In this notebook we will explore a stack of images using an interactive scatterplot of measurements that were done on the individual slices of the stack. For demonstration purposes, we explore a stack of teaching slides an embedding generated using large language models.
import pandas as pd
import stackview
import os
import numpy as np
from skimage.io import imread
import yaml
import requests
import zipfile
First, we download the dataset, which is licensed CC-BY 4.0 by Robert Haase.
# URL of the zip file
url = "https://zenodo.org/records/14030307/files/png_umap.zip?download=1"
# Save the zip file locally
zip_path = "png_umap.zip"
if not os.path.exists(zip_path):
# Download the zip file
response = requests.get(url)
with open(zip_path, "wb") as f:
f.write(response.content)
# Extract the contents
with zipfile.ZipFile(zip_path, 'r') as zip_ref:
zip_ref.extractall()
# Optionally, remove the zip file after extraction
#os.remove(zip_path)
# Read YAML file
with open('png_umap/png_umap.yml', 'r') as file:
loaded_dict = yaml.safe_load(file)
df = pd.DataFrame(loaded_dict)
# Show first few rows of the loaded DataFrame
df.head()
UMAP0 | UMAP1 | filename | page_index | png_filename | text | url | |
---|---|---|---|---|---|---|---|
0 | 2.785299 | 5.125338 | 12623730_14_Summary.pdf | 0 | 12623730_14_Summary_0.png | Robert Haase\n@haesleinhuepf\nBIDS Lecture 14/... | https://zenodo.org/api/records/12623730/files/... |
1 | 1.759109 | 5.196022 | 12623730_14_Summary.pdf | 1 | 12623730_14_Summary_1.png | Robert Haase\n@haesleinhuepf\nBIDS Lecture 14/... | https://zenodo.org/api/records/12623730/files/... |
2 | 1.605859 | 6.084491 | 12623730_14_Summary.pdf | 2 | 12623730_14_Summary_2.png | Robert Haase\n@haesleinhuepf\nBIDS Lecture 14/... | https://zenodo.org/api/records/12623730/files/... |
3 | 1.581907 | 6.084695 | 12623730_14_Summary.pdf | 3 | 12623730_14_Summary_3.png | Robert Haase\n@haesleinhuepf\nBIDS Lecture 14/... | https://zenodo.org/api/records/12623730/files/... |
4 | 2.163119 | 7.161102 | 12623730_14_Summary.pdf | 4 | 12623730_14_Summary_4.png | Robert Haase\n@haesleinhuepf\nBIDS Lecture 14/... | https://zenodo.org/api/records/12623730/files/... |
We also define a helper function that loads all images mentioned in a dataframe into one big numpy array.
def get_images(selected_rows):
# Load images for selected pages
images = []
for _, row in selected_rows.iterrows():
img_path = os.path.join('png_umap', row['png_filename'])
img = imread(img_path)
images.append(img)
if len(images) == 0:
return np.zeros((2,2,2))
else:
return np.asarray(images)
We can use the sliceplot
function of stackview to visualize the embedding next to selected slides.

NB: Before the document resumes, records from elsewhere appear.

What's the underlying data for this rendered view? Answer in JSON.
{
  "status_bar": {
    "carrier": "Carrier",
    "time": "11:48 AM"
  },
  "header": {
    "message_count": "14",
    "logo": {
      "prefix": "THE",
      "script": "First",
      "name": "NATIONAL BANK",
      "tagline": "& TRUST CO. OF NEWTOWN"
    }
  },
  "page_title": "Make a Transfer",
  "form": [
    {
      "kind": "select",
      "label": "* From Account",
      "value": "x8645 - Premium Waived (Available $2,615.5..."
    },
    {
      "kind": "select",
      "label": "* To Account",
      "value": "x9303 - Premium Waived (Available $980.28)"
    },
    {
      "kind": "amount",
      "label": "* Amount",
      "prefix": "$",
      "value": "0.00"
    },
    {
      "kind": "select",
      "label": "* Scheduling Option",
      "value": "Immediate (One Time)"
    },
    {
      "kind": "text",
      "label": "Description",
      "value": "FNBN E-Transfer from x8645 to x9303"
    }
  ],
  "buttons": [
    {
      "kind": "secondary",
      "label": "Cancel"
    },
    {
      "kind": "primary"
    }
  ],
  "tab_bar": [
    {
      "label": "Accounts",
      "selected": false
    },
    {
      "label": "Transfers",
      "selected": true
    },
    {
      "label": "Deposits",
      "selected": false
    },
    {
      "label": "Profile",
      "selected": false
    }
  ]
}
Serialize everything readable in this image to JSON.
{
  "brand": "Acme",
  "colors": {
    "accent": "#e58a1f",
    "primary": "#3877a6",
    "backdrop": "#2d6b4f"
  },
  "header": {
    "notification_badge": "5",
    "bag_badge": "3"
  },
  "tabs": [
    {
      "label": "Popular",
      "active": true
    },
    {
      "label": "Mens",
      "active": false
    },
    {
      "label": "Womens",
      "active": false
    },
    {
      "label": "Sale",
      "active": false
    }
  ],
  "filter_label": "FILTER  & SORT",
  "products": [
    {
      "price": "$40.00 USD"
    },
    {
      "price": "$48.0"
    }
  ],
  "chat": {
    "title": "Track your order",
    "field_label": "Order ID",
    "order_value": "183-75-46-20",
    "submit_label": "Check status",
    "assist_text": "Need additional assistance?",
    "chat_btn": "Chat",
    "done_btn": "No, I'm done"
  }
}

stackview.sliceplot(df, get_images(df), column_x="UMAP0", column_y="UMAP1", zoom_factor=1.5, zoom_spline_order=2)
HBox(children=(HBox(children=(VBox(children=(VBox(children=(HBox(children=(VBox(children=(ImageWidget(height=4…
Explore the plot by dragging lines around islands of datapoints with the mouse. What content are these islands about?